A primeira onda de capitulação aconteceu em novembro de 2025, perto de $80.000, impulsionada principalmente por investidores que compraram mais cedo no ciclo e suportaram um longo período de ação de preço lateral. Após meses sem uma clara ruptura, muitos saíram de suas posições por exaustão e perda de convicção.
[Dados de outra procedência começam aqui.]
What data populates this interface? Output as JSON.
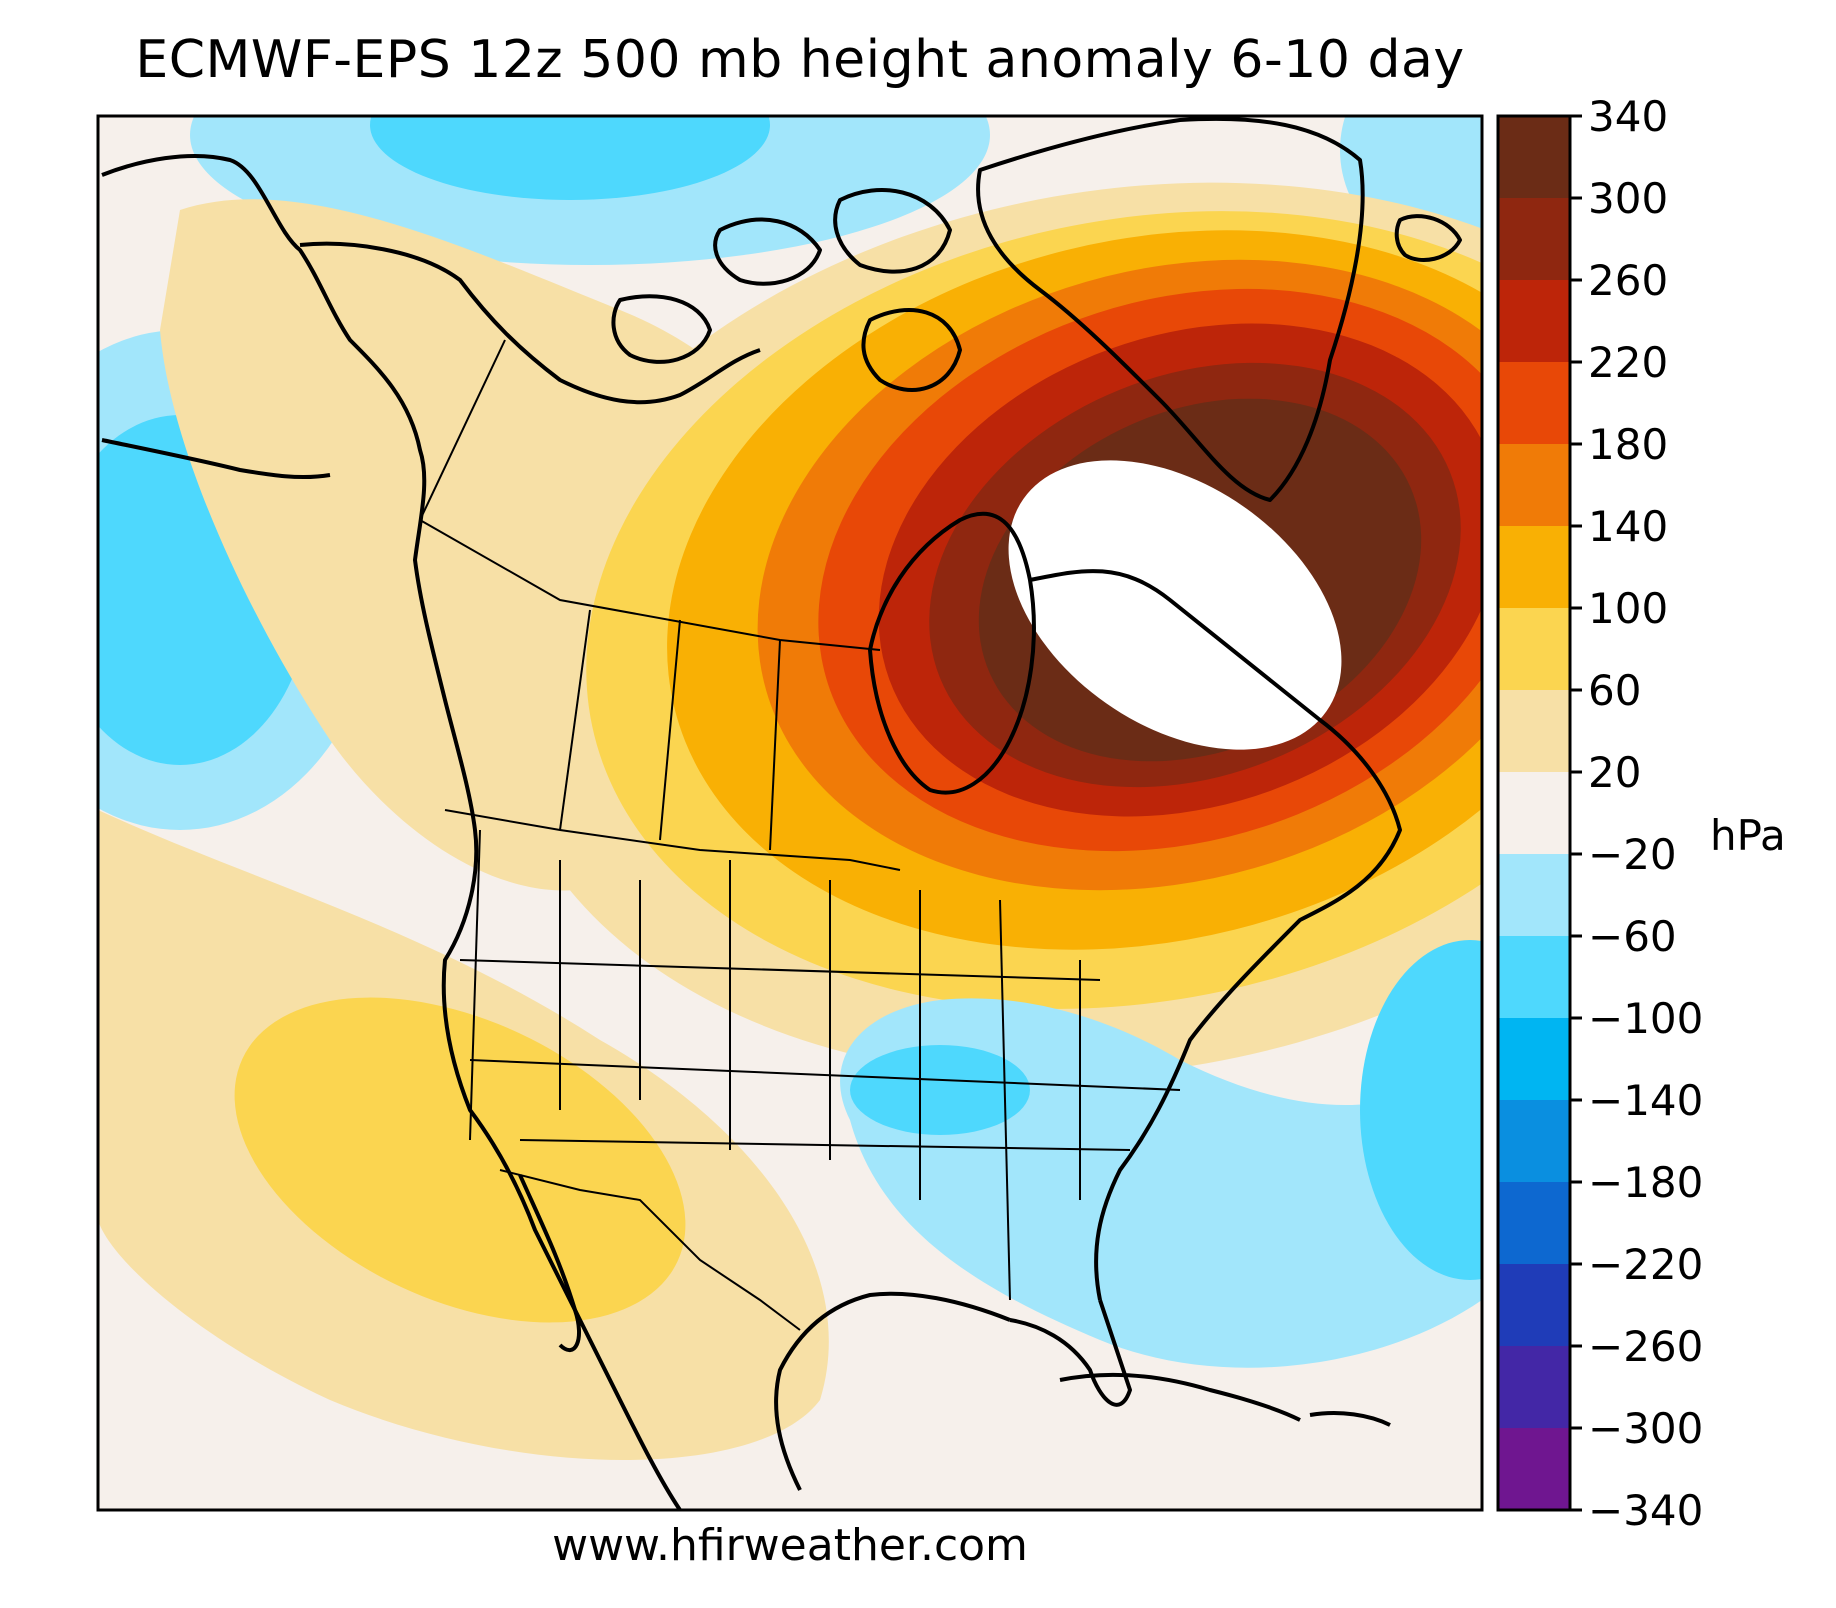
{
  "title": "ECMWF-EPS 12z 500 mb height anomaly 6-10 day",
  "source": "www.hfirweather.com",
  "colorbar": {
    "unit": "hPa",
    "ticks": [
      "340",
      "300",
      "260",
      "220",
      "180",
      "140",
      "100",
      "60",
      "20",
      "−20",
      "−60",
      "−100",
      "−140",
      "−180",
      "−220",
      "−260",
      "−300",
      "−340"
    ],
    "bands": [
      {
        "range": "300 to 340",
        "color": "#6b2c16"
      },
      {
        "range": "260 to 300",
        "color": "#8f2710"
      },
      {
        "range": "220 to 260",
        "color": "#bd2509"
      },
      {
        "range": "180 to 220",
        "color": "#e84807"
      },
      {
        "range": "140 to 180",
        "color": "#f07b07"
      },
      {
        "range": "100 to 140",
        "color": "#f9b004"
      },
      {
        "range": "60 to 100",
        "color": "#fbd550"
      },
      {
        "range": "20 to 60",
        "color": "#f7e0a6"
      },
      {
        "range": "-20 to 20",
        "color": "#f6f0eb"
      },
      {
        "range": "-60 to -20",
        "color": "#a2e6fb"
      },
      {
        "range": "-100 to -60",
        "color": "#4ed8fd"
      },
      {
        "range": "-140 to -100",
        "color": "#00b5f2"
      },
      {
        "range": "-180 to -140",
        "color": "#0a8fe0"
      },
      {
        "range": "-220 to -180",
        "color": "#0d68d0"
      },
      {
        "range": "-260 to -220",
        "color": "#1f3cb8"
      },
      {
        "range": "-300 to -260",
        "color": "#4327a6"
      },
      {
        "range": "-340 to -300",
        "color": "#6f1690"
      }
    ]
  }
}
Essa fase refletiu a fadiga baseada no tempo transformando-se em perdas realizadas.

A segunda onda de capitulação chegou em fevereiro de 2026, quando o Bitcoin caiu em direção a $60.000. Desta vez, a venda foi dividida entre os antigos detentores restantes e novos compradores que haviam entrado entre aproximadamente $80.000 e $98.000 esperando um fundo. Quando o preço continuou a cair, esses novos entrantes foram forçados a fechar suas posições com perdas, criando uma rendição impulsionada pela confiança, sobreposta àquela anteriormente impulsionada pela exaustão.
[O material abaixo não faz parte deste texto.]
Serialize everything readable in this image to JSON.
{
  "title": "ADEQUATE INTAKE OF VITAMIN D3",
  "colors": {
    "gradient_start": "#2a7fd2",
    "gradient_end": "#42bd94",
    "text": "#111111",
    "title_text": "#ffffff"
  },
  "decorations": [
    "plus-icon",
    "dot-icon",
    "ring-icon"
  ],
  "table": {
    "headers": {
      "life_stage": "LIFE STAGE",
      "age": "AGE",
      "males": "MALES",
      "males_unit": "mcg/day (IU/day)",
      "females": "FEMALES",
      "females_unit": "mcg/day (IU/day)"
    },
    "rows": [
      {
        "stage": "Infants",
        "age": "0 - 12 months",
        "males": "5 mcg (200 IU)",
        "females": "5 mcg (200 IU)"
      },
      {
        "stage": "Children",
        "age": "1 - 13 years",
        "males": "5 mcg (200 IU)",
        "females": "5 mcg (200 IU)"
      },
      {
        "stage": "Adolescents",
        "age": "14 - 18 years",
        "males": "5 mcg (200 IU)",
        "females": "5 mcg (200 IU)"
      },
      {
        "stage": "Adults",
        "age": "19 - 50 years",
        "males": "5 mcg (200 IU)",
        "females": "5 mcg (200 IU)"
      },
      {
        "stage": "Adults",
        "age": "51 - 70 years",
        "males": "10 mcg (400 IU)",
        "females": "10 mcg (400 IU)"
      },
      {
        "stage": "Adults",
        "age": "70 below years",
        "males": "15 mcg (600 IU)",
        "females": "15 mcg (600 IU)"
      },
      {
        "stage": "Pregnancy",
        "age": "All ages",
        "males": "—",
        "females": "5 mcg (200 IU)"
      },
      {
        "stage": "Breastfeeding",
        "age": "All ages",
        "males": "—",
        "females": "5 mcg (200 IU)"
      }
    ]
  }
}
As métricas on-chain registraram algumas das maiores perdas realizadas em termos de dólar já registradas, com detentores de curto prazo absorvendo a maior parte dos danos e perdas líquidas realizadas atingindo um pico de cerca de $1,5 bilhão por dia. Ao mesmo tempo, os volumes saltaram drasticamente nos mercados de spot, ETF, futuros e opções, sinalizando uma redistribuição ampla e de alta pressão, em vez de uma simples realização de lucros.

Em vez de definir um preço de fundo preciso, os dados apontam para uma zona de fundo construída em torno dos níveis de custo de rede. Com duas fases principais de rendição concluídas e mãos mais fracas em grande parte eliminadas, a próxima etapa provavelmente será a consolidação e a reconstrução gradual do apetite ao risco, em vez de uma recuperação imediata em linha reta.